Comprehension monitoring
Checking, as you read, whether you actually understand. When you notice you stopped understanding, you go back and reread just that part.
In context: His comprehension monitoring kicked in at the word 'gradient': he realized he had lost the thread, so he reread the last two sentences only, not the whole page.
Context clue
Information nearby in the sentence or passage that helps you figure out an unknown word without a dictionary.
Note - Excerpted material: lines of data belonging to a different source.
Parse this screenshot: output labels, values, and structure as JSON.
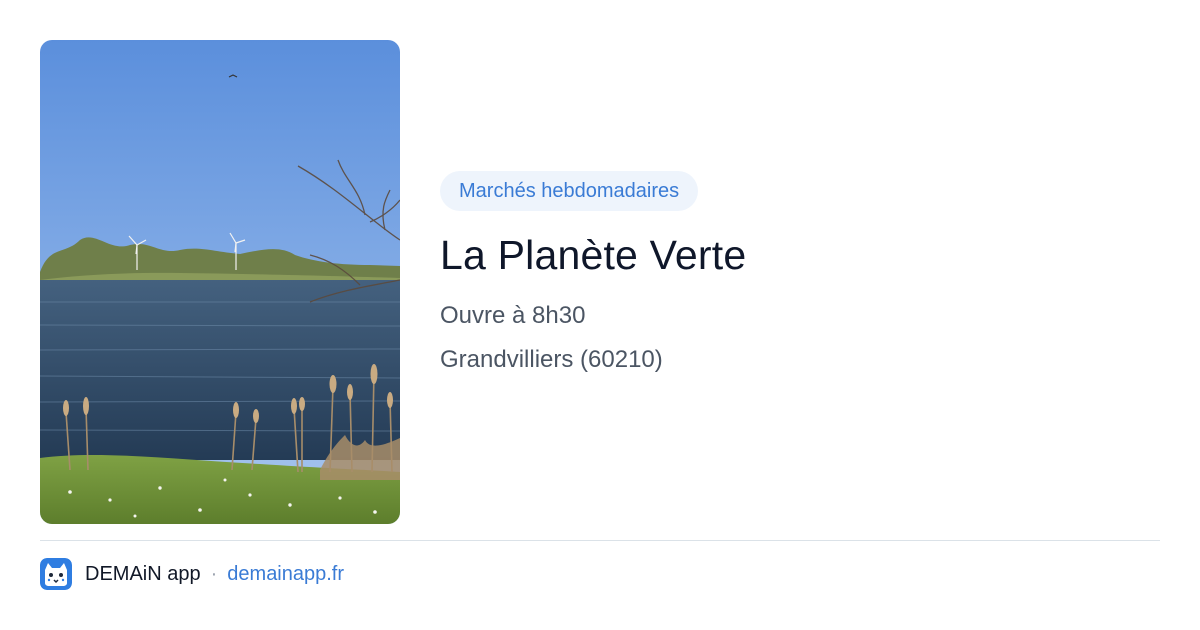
{
  "event": {
    "category": "Marchés hebdomadaires",
    "title": "La Planète Verte",
    "opening": "Ouvre à 8h30",
    "location": "Grandvilliers (60210)"
  },
  "footer": {
    "app_name": "DEMAiN app",
    "separator": "·",
    "site": "demainapp.fr"
  },
  "colors": {
    "accent": "#3a7bd5",
    "badge_background": "#eef4fc",
    "title": "#0f172a",
    "meta_text": "#4b5563",
    "divider": "#dbe2e8"
  },
  "icons": {
    "app_logo": "cat-face-app-icon"
  }
}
A sentence where the phrase after 'benign' defines it as not harmful, with an arrow linking the unknown word to its meaning
In context: She did not know 'benign,' but the context clue 'the tumor was benign, meaning it was not harmful' told her it meant not harmful.
Word root
A meaningful word part (a prefix, root, or suffix) that carries meaning across many words, so learning one root helps you decode many science terms.
In context: Knowing the root 'cardi/o' means heart and the suffix '-itis' means inflammation, he read 'carditis' as inflammation of the heart.